Replacing a certain number of repeated elements in a list in Racket

Question

I am trying to define the rule 3 of "MIU System" of "Gödel, Escher, Bach" (Douglas Hofstadter), which says:

Replace any III with a U

Example:

MIIIIU → MUIU and MIIIIU → MIUU

Main code:

    (define (rule-tree lst)
    (if (<= 3 (counter lst #\I))
        (append (delete #\I lst) (list #\U))
        (append lst empty)))
    
    (define (delete x lst)
      (cond [(empty? lst) lst]
            [(eq? (first lst) x) (delete x (rest lst))]
            [else (append (list (first lst)) (delete x (rest lst)))]))
    
    (define (counter lst target)
      (if (empty? lst)
          0
          (+ (counter (rest lst) target) 
             (let ((x (first lst)))
               (if (list? x)
                   (counter x target) 
                   (if (eqv? x target) 1 0))))))

With this expression there is no problem:

>(rule-tree '(#\M #\I #\I #\I))
'(#\M #\U)

But I don't know how to determine the position that the "U" should take when finding the 3 "I". Any suggestion will be very helpful :)

Answer 1

Here is an alternative recursive version, where repl2 encodes the information “we have just encountered one #\I”, while repl3 encodes the information “we have just encountered two #\I”:

(define (repl lst)
  (cond ((empty? lst) lst)
        ((eqv? (first lst) #\I) (repl2 (rest lst)))
        (else (cons (first lst) (repl (rest lst))))))

(define (repl2 lst)
  (cond ((empty? lst) (list #\I))
        ((eqv? (first lst) #\I) (repl3 (rest lst)))
        (else (cons #\I (cons (first lst) (repl (rest lst)))))))

(define (repl3 lst)
  (cond ((empty? lst) (list #\I #\I))
        ((eqv? (first lst) #\I) (cons #\U (repl (rest lst))))
        (else (cons #\I (cons #\I (cons (first lst) (repl (rest lst))))))))

Of course this solution is some kind of hack and cannot scale to a greater number of repetitions. But looking at the structure of this solution and simply generalizing the three functions we can produce a general solution:

(define (repl lst n from to)
  (define (helper lst k)
    (cond ((empty? lst) (repeat from (- n k)))
          ((eqv? (first lst) from)
           (if (= k 1)
               (cons to (helper (rest lst) n))
               (helper (rest lst) (- k 1))))
          (else (append (repeat from (- n k))
                        (cons (first lst) (helper (rest lst) n))))))    

(define (repeat x n)
  (if (= n 0)
      '()
      (cons x (repeat x (- n 1)))))

We define a function repl that takes a list, the number of copies to replace (n), the element to replace (from) and the element that must be substituted (to). Then we define a helper function to do all the work, and that has as parameters the list to be processed and the number of copies that must be still found (k).

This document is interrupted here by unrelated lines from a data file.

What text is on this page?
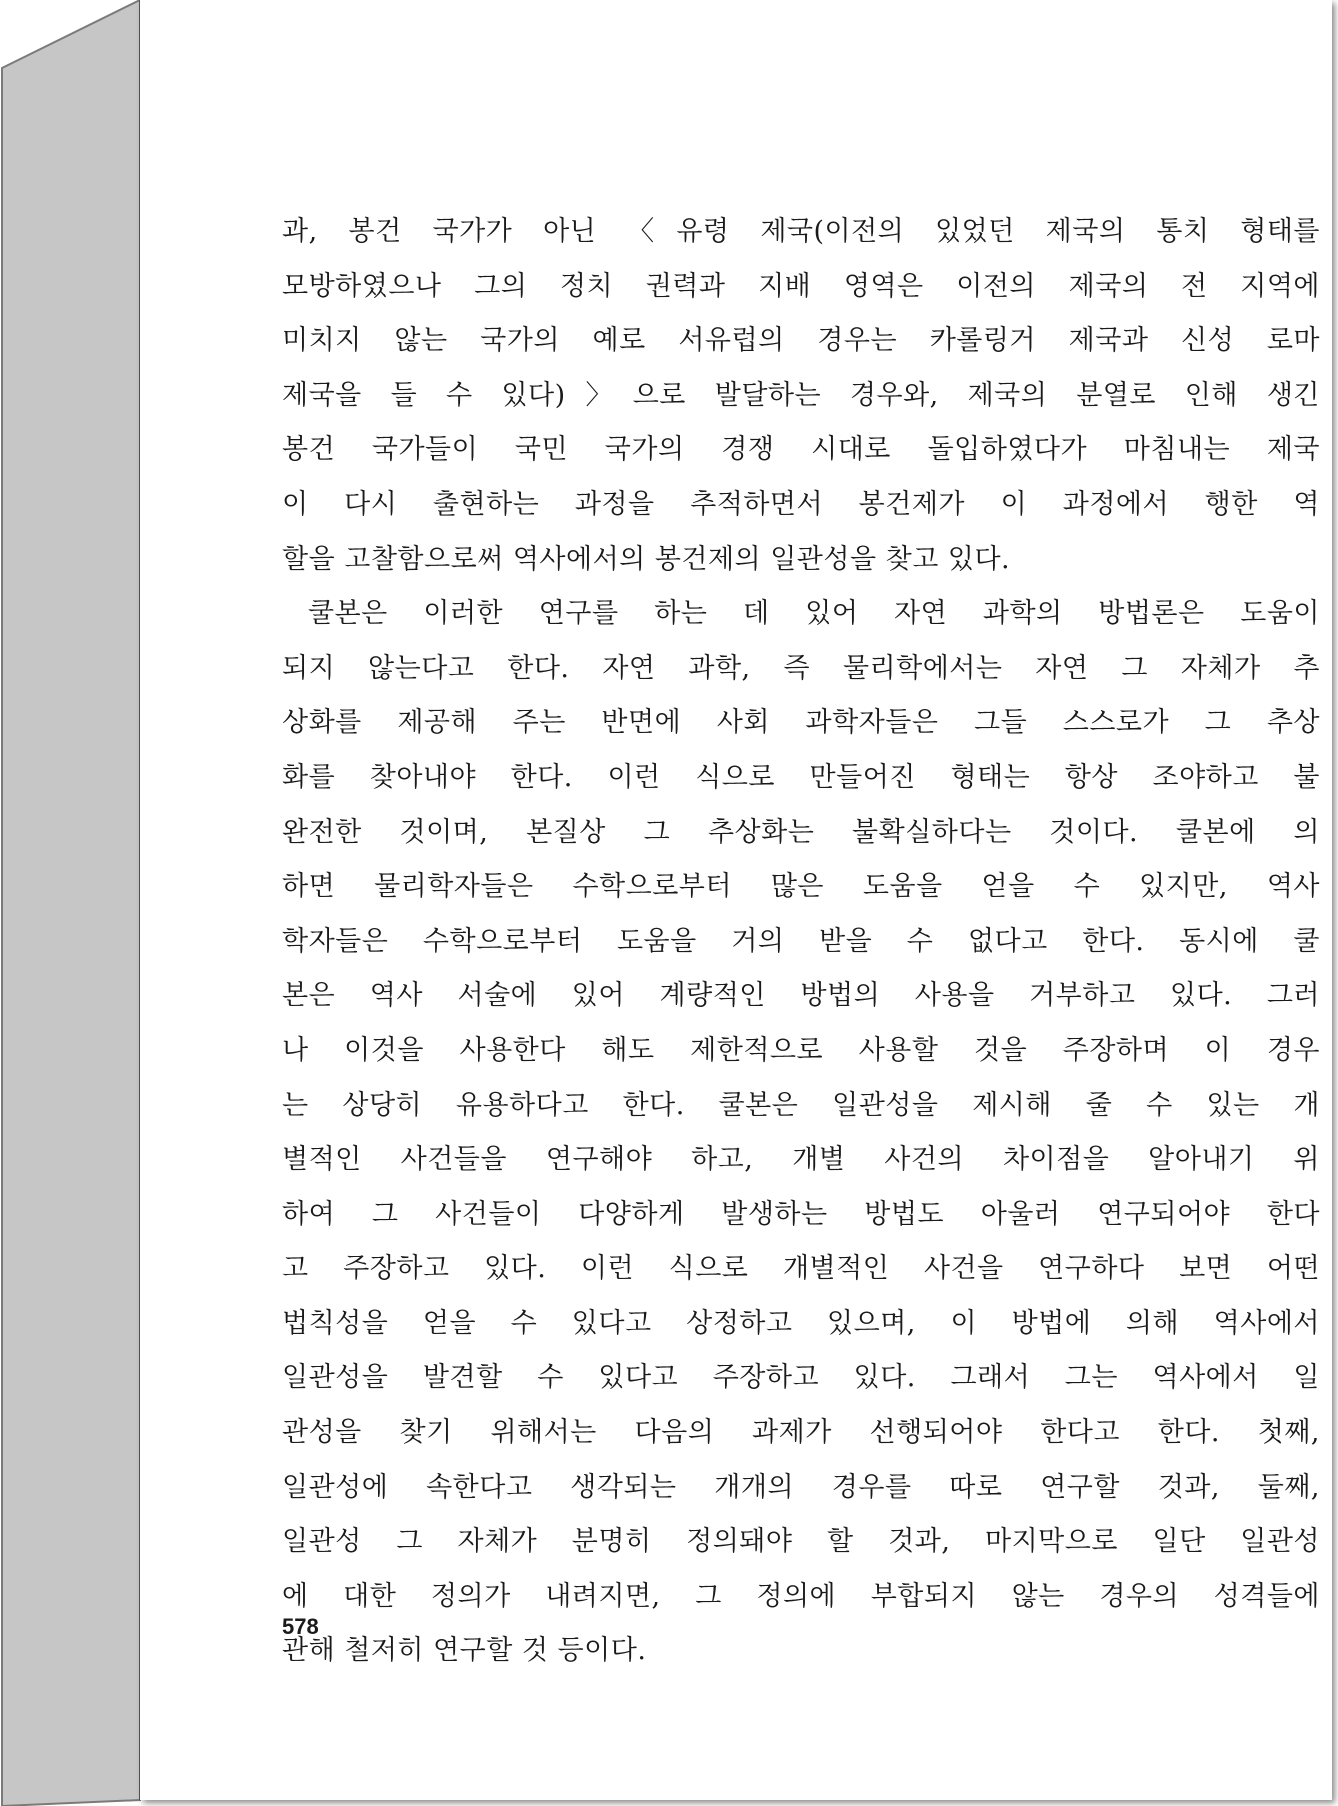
과, 봉건 국가가 아닌 〈유령 제국(이전의 있었던 제국의 통치 형태를
모방하였으나 그의 정치 권력과 지배 영역은 이전의 제국의 전 지역에
미치지 않는 국가의 예로 서유럽의 경우는 카롤링거 제국과 신성 로마
제국을 들 수 있다)〉으로 발달하는 경우와, 제국의 분열로 인해 생긴
봉건 국가들이 국민 국가의 경쟁 시대로 돌입하였다가 마침내는 제국
이 다시 출현하는 과정을 추적하면서 봉건제가 이 과정에서 행한 역
할을 고찰함으로써 역사에서의 봉건제의 일관성을 찾고 있다.
쿨본은 이러한 연구를 하는 데 있어 자연 과학의 방법론은 도움이
되지 않는다고 한다. 자연 과학, 즉 물리학에서는 자연 그 자체가 추
상화를 제공해 주는 반면에 사회 과학자들은 그들 스스로가 그 추상
화를 찾아내야 한다. 이런 식으로 만들어진 형태는 항상 조야하고 불
완전한 것이며, 본질상 그 추상화는 불확실하다는 것이다. 쿨본에 의
하면 물리학자들은 수학으로부터 많은 도움을 얻을 수 있지만, 역사
학자들은 수학으로부터 도움을 거의 받을 수 없다고 한다. 동시에 쿨
본은 역사 서술에 있어 계량적인 방법의 사용을 거부하고 있다. 그러
나 이것을 사용한다 해도 제한적으로 사용할 것을 주장하며 이 경우
는 상당히 유용하다고 한다. 쿨본은 일관성을 제시해 줄 수 있는 개
별적인 사건들을 연구해야 하고, 개별 사건의 차이점을 알아내기 위
하여 그 사건들이 다양하게 발생하는 방법도 아울러 연구되어야 한다
고 주장하고 있다. 이런 식으로 개별적인 사건을 연구하다 보면 어떤
법칙성을 얻을 수 있다고 상정하고 있으며, 이 방법에 의해 역사에서
일관성을 발견할 수 있다고 주장하고 있다. 그래서 그는 역사에서 일
관성을 찾기 위해서는 다음의 과제가 선행되어야 한다고 한다. 첫째,
일관성에 속한다고 생각되는 개개의 경우를 따로 연구할 것과, 둘째,
일관성 그 자체가 분명히 정의돼야 할 것과, 마지막으로 일단 일관성
에 대한 정의가 내려지면, 그 정의에 부합되지 않는 경우의 성격들에
관해 철저히 연구할 것 등이다.
578
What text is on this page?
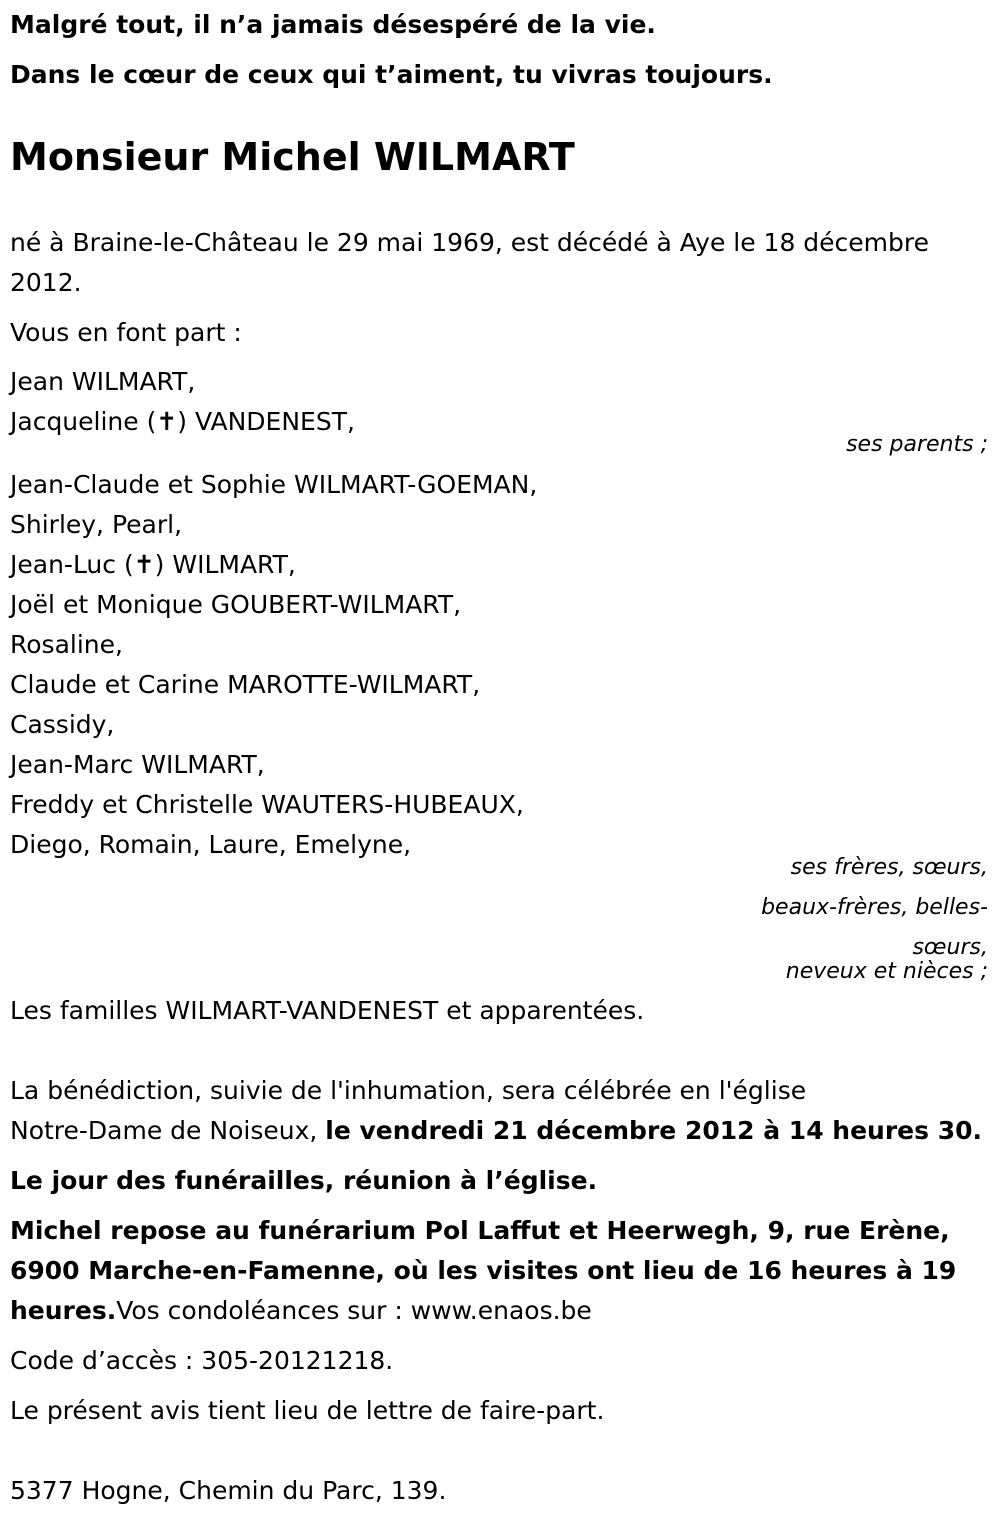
Malgré tout, il n’a jamais désespéré de la vie.
Dans le cœur de ceux qui t’aiment, tu vivras toujours.
Monsieur Michel WILMART
né à Braine-le-Château le 29 mai 1969, est décédé à Aye le 18 décembre
2012.
Vous en font part :
Jean WILMART,
Jacqueline (✝) VANDENEST,
ses parents ;
Jean-Claude et Sophie WILMART-GOEMAN,
Shirley, Pearl,
Jean-Luc (✝) WILMART,
Joël et Monique GOUBERT-WILMART,
Rosaline,
Claude et Carine MAROTTE-WILMART,
Cassidy,
Jean-Marc WILMART,
Freddy et Christelle WAUTERS-HUBEAUX,
Diego, Romain, Laure, Emelyne,
ses frères, sœurs,
beaux-frères, belles-
sœurs,
neveux et nièces ;
Les familles WILMART-VANDENEST et apparentées.
La bénédiction, suivie de l'inhumation, sera célébrée en l'église
Notre-Dame de Noiseux, le vendredi 21 décembre 2012 à 14 heures 30.
Le jour des funérailles, réunion à l’église.
Michel repose au funérarium Pol Laffut et Heerwegh, 9, rue Erène,
6900 Marche-en-Famenne, où les visites ont lieu de 16 heures à 19
heures.Vos condoléances sur : www.enaos.be
Code d’accès : 305-20121218.
Le présent avis tient lieu de lettre de faire-part.
5377 Hogne, Chemin du Parc, 139.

Each time the function encounters a copy it checks if we have finished with the number of copies and substitutes the element, restarting its work, otherwise it decrements the number of copies to find and continues.

If it founds an element different from from it recreates the list with the elements “consumed” until this point (maybe 0) with repeat and then continues its work.

Note that the previous version of the helper function had an error in the final case, when lst is null. Instead of returning simply the empty list, we must return the possibly skipped from elements.